Cliff não conseguia mais ver ou ouvir nada, nada além do ruído de aclamação dos curiosos além do cordão de segurança dos policiais e, mais baixo, as vozes de comando nas baterias de tiro ao seu redor. Eles possivelmente também haviam ouvido e visto as imagens e estavam aguardando.
Minutos passaram. Então se ouviu um som metálico quando as grandes portas da ala do museu se abriram e dali saiu o gigante de metal, que não brilhava mais. Parou com os olhos indo e vindo de um lado para outro, vasculhando a escuridão.
Vozes na escuridão ordenaram e num segundo Gnut era atingido por raios coloridos de luz que cruzavam de todos os lados.
Atrás dele as portas de metal derretiam, mas seu corpo verde não parecia sofrer.
Então o mundo pareceu ter chegado ao fim, ouviu-se um urro tremendo, e tudo à frente de Cliff explodiu em fumaça e caos.
Sua árvore tombou para um lado e esteve a ponto de cair dela. Pedaços de reboco e fragmentos caiam. O tanque-canhão dispara e com certeza acertara Gnut.
Cliff esforçava-se para conseguir enxergar através da poeira. Reparou em um movimento próximo dos restos da porta e mais distintamente a grande forma de Gnut ficando de pé.

Levantou-se lentamente e virou-se para o canhão e de súbito atirou-se na direção dele.

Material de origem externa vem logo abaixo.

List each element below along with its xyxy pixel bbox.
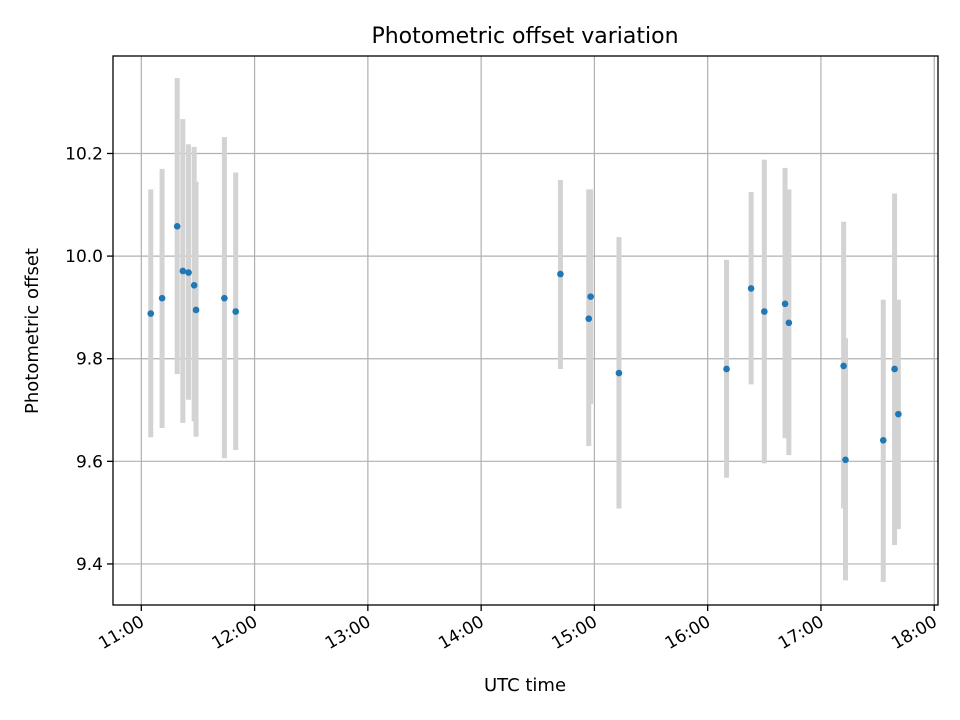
data-points [147, 223, 902, 464]
x-axis-ticks: 11:00 12:00 13:00 14:00 15:00 16:00 17:00 18:00 [95, 605, 941, 654]
data-point [585, 315, 593, 322]
data-point [190, 282, 198, 289]
data-point [723, 365, 730, 373]
y-tick-label: 9.4 [76, 555, 103, 575]
data-point [557, 270, 564, 278]
x-tick-label: 17:00 [775, 612, 827, 654]
data-point [891, 365, 898, 373]
data-point [221, 294, 228, 302]
y-axis-ticks: 9.4 9.6 9.8 10.0 10.2 [65, 144, 113, 575]
x-tick-label: 11:00 [95, 612, 147, 654]
data-point [761, 308, 768, 315]
data-point [747, 285, 755, 292]
data-point [185, 269, 192, 276]
y-tick-label: 10.0 [65, 247, 103, 267]
x-tick-label: 15:00 [548, 612, 600, 654]
plot-frame [112, 55, 939, 606]
data-point [232, 308, 240, 315]
data-point [158, 294, 166, 302]
data-point [842, 456, 849, 464]
y-tick-label: 10.2 [65, 144, 103, 164]
data-point [147, 310, 155, 317]
data-point [192, 306, 200, 314]
x-tick-label: 18:00 [888, 612, 940, 654]
x-axis-label: UTC time [484, 675, 566, 696]
y-tick-label: 9.8 [76, 350, 103, 370]
x-tick-label: 13:00 [322, 612, 374, 654]
data-point [587, 293, 594, 300]
data-point [781, 300, 789, 308]
data-point [173, 223, 181, 230]
data-point [895, 410, 902, 418]
y-axis-label: Photometric offset [22, 248, 43, 414]
x-tick-label: 12:00 [209, 612, 261, 654]
data-point [879, 437, 887, 444]
grid [113, 56, 938, 605]
data-point [615, 369, 623, 377]
chart-title: Photometric offset variation [371, 24, 678, 49]
data-point [785, 319, 793, 327]
x-tick-label: 14:00 [435, 612, 487, 654]
data-point [840, 362, 847, 370]
x-tick-label: 16:00 [662, 612, 714, 654]
y-tick-label: 9.6 [76, 452, 103, 472]
data-point [179, 267, 187, 275]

A grande arma tentou acompanhar o movimento, mas o robô saiu de sua mira e logo já estava sobre ele. Só houve tempo dos tripulantes fugirem e ele o destruiu com apenas um soco e então se voltou para olhar direto para Cliff.
Começou a vir na sua direção e logo já estava junto da árvore. Cliff conseguira subir até a copa superior. Gnut pôs as duas mãos ao redor da árvore, deu um safanão e o tronco inteiro saiu do chão com raízes e tombou. Antes que Cliff atingisse o chão, o robô o segurou com suas mãos.
Cliff pensou que sua hora havia chegado, mas muitas coisas estranhas ainda estavam por acontecer para ele naquela mesma noite.

Gnut olhou para ele em sua mão e depois o ergueu até sentá-lo em um de seus ombros, as pernas ao redor do pescoço. Virou-se então e começou a seguir pelo caminho leste deixando a área do prédio. Cliff não tinha como escapar.
Enquanto cruzavam o parque, via as bocas das armas se movendo acompanhando Gnut e a ele mesmo, nas suas miras. Mas não dispararam.
Ao colocá-lo em seus ombros, Gnut se assegurara de que não o fariam – Cliff esperava.
O robô seguiu para o memorial. A maior parte dos soldados os seguia hesitantes, à distância. Cliff pode ver ao longe que uma onda escura e confusa tomava a área antes vazia – a área de contenção policial havia se desfeito. A sua frente, uma clareira estreita rapidamente se fez, enquanto avançava entre a multidão, num corredor estreito, ouvia os gritos e insultos, que terminava alguns metros depois; poucos se atreviam a chegar muito perto.
Gnut não prestava atenção nisso ou em sua carga, como se fosse uma mosca. Seu ombro era um assento pouco confortável para Cliff, mas com a diferença de que havia o movimento de músculos flexionado a cada movimento, acompanhando o que se esperava em um ser humano.
Cliff ficou assombrado com aquela musculatura viva.
Reto como o vôo de uma abelha, acima dos caminhos, através das cercas e das fileiras de arvores menores, seguia Gnut, com o jovem ao ombro e o soar de milhares de vozes seguindo-o de perto.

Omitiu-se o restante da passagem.